La démarche de veille informationnelle

28 11 2006

Dans le cadre de ses cours de recherche d’information stratégique de Master 1 et 2, Jean-Paul Pinte demande à ses étudiants de développer une culture informationnelle dont la démarche et les outils visent à développer certaines compétences de base dans la recherche de l’information.

Ces compétences comprennent la définition du sujet de recherche, le choix des sources d’information, l’utilisation des nouvelles technologies, le repérage de l’information, l’évaluation et l’utilisation de l’information.
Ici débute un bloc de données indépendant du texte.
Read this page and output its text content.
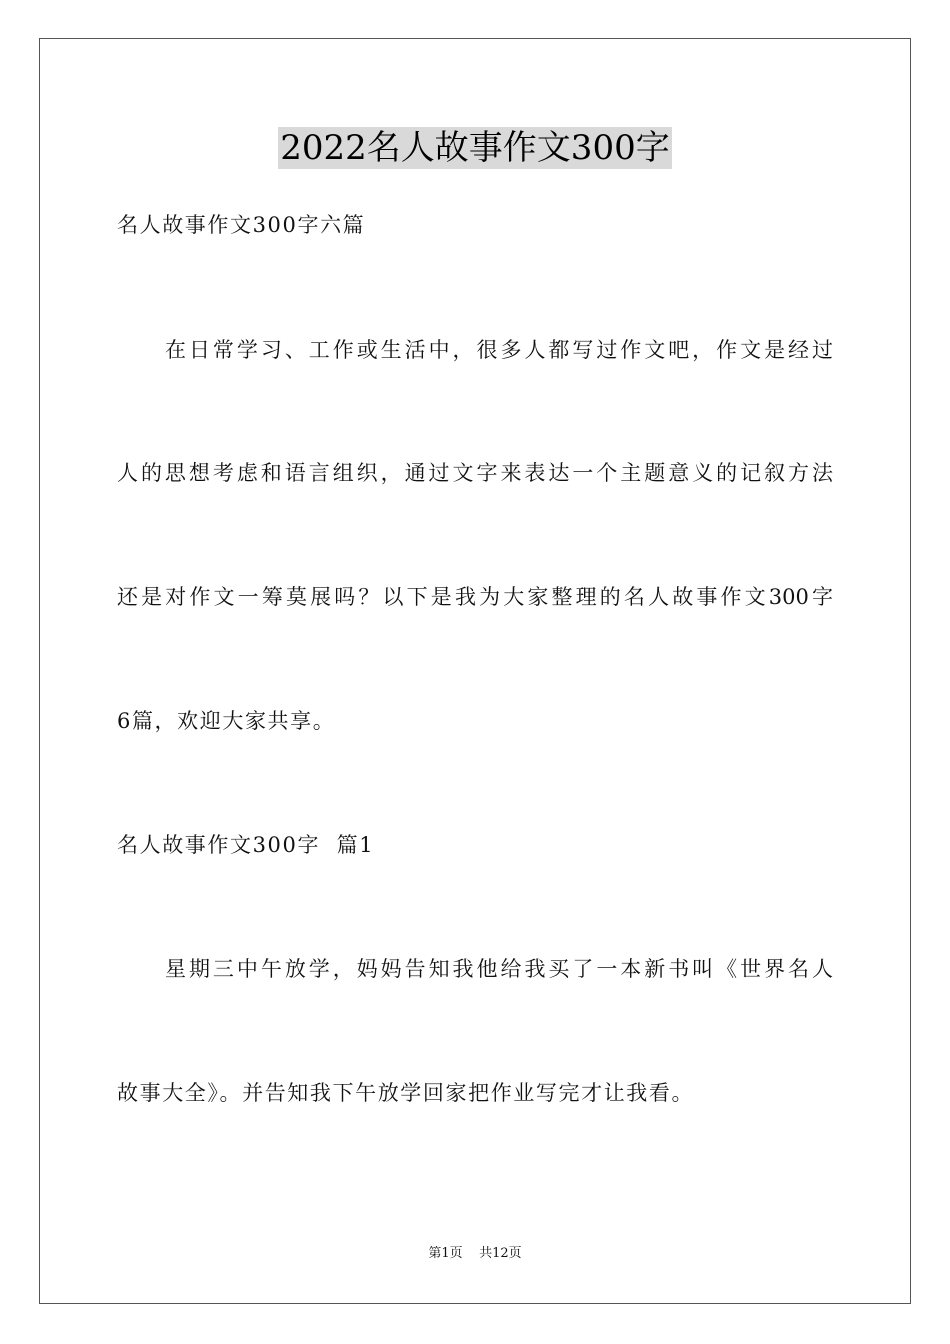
2022名人故事作文300字
名人故事作文300字六篇
在日常学习、工作或生活中，很多人都写过作文吧，作文是经过
人的思想考虑和语言组织，通过文字来表达一个主题意义的记叙方法
还是对作文一筹莫展吗？以下是我为大家整理的名人故事作文300字
6篇，欢迎大家共享。
名人故事作文300字  篇1
星期三中午放学，妈妈告知我他给我买了一本新书叫《世界名人
故事大全》。并告知我下午放学回家把作业写完才让我看。
第1页 共12页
La veille informationnelle est organisée sur une période active de recherche d’un minimum de trois mois.

Le fruit de la veille effectuée est retranscrit sur un outil collaboratif de type blog ou WIKI et une attention particulière est accordée la façon dont l’étudiant s’approprie l’information et la traite dans le cadre d’une recherche.

La veille automatisée opérée ensuite grâce des techniques de surveillance de type push ou pull permet de demeurer au courant des nouvelles publications et des développements de la recherche dans un domaine particulier.
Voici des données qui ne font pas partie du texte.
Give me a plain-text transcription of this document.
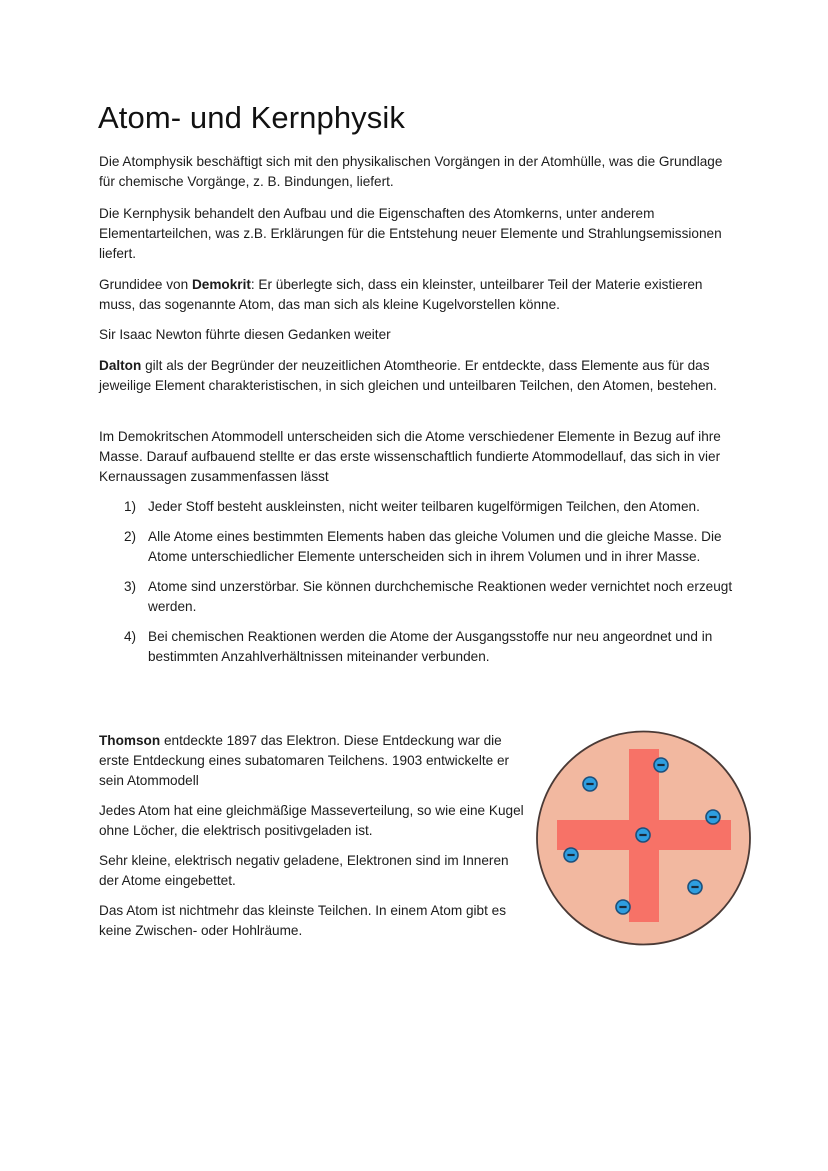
Atom- und Kernphysik

Die Atomphysik beschäftigt sich mit den physikalischen Vorgängen in der Atomhülle, was die Grundlage für chemische Vorgänge, z. B. Bindungen, liefert.

Die Kernphysik behandelt den Aufbau und die Eigenschaften des Atomkerns, unter anderem Elementarteilchen, was z.B. Erklärungen für die Entstehung neuer Elemente und Strahlungsemissionen liefert.

Grundidee von Demokrit: Er überlegte sich, dass ein kleinster, unteilbarer Teil der Materie existieren muss, das sogenannte Atom, das man sich als kleine Kugelvorstellen könne.

Sir Isaac Newton führte diesen Gedanken weiter

Dalton gilt als der Begründer der neuzeitlichen Atomtheorie. Er entdeckte, dass Elemente aus für das jeweilige Element charakteristischen, in sich gleichen und unteilbaren Teilchen, den Atomen, bestehen.

Im Demokritschen Atommodell unterscheiden sich die Atome verschiedener Elemente in Bezug auf ihre Masse. Darauf aufbauend stellte er das erste wissenschaftlich fundierte Atommodellauf, das sich in vier Kernaussagen zusammenfassen lässt

1) Jeder Stoff besteht auskleinsten, nicht weiter teilbaren kugelförmigen Teilchen, den Atomen.
2) Alle Atome eines bestimmten Elements haben das gleiche Volumen und die gleiche Masse. Die Atome unterschiedlicher Elemente unterscheiden sich in ihrem Volumen und in ihrer Masse.
3) Atome sind unzerstörbar. Sie können durchchemische Reaktionen weder vernichtet noch erzeugt werden.
4) Bei chemischen Reaktionen werden die Atome der Ausgangsstoffe nur neu angeordnet und in bestimmten Anzahlverhältnissen miteinander verbunden.

Thomson entdeckte 1897 das Elektron. Diese Entdeckung war die erste Entdeckung eines subatomaren Teilchens. 1903 entwickelte er sein Atommodell

Jedes Atom hat eine gleichmäßige Masseverteilung, so wie eine Kugel ohne Löcher, die elektrisch positivgeladen ist.

Sehr kleine, elektrisch negativ geladene, Elektronen sind im Inneren der Atome eingebettet.

Das Atom ist nichtmehr das kleinste Teilchen. In einem Atom gibt es keine Zwischen- oder Hohlräume.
La veille informationnelle ne peut être opérée que dans la mesure où les étudiants maîtrisent toutes les étapes et stratégies de recherche documentaire qui sont dispensées durant des modules de cours de 24 h en présentiel.

Les consignes de veille informationnelle communiquées aux étudiants :

- éviter la recherche unique sur Google

- Naviguer dans le Web invisible (quels outils ?, quelles trouvailles ?)

- Utiliser les techniques de la cartographie (Kartoo, Mapstan) pour affiner ses recherches

- Faire appel au minimum à 1 annuaire, 2 moteurs de recherche, 3 métamoteurs et 1 agent intelligent d’alertes sur le Web

- Télécharger et tester au moins deux outils de veille automatisée sur la période de test donnée (généralement 30 jours)

- Devenir « Lectacteur » et donc acteur de ses connaissances en discernant le grain de l’ivraie

- Citer les sources et respecter les droits d’auteur lors de la restitution d’une analyse ou d’une recherche

- Détecter 1 ou 2 experts dans le domaine de la recherche, analyser leur cartographie sur le Web




Approche de la culture informationnelle

24 11 2006

La culture informatique et la culture informationnelle sont venues trop vite constituées une société dite « cyberculturelle ».
Ainsi, la culture informationnelle concerne aujourd’hui tout le monde en quête d’information et dépasse largement la production et la fourniture de l’information (intellectuelle ou matérielle) autrefois détenues par le monde de la documentation, des bibliothèques, de l’information scientifique et technique.
En éducation, la prise de conscience est encore trop partielle et la plupart des enseignants et universitaires n’ont pas encore tous saisi ou manifesté un vif intérêt envers les mécanismes structurant aujourd’hui les divers champs de l’activité intellectuelle de recherche d’information.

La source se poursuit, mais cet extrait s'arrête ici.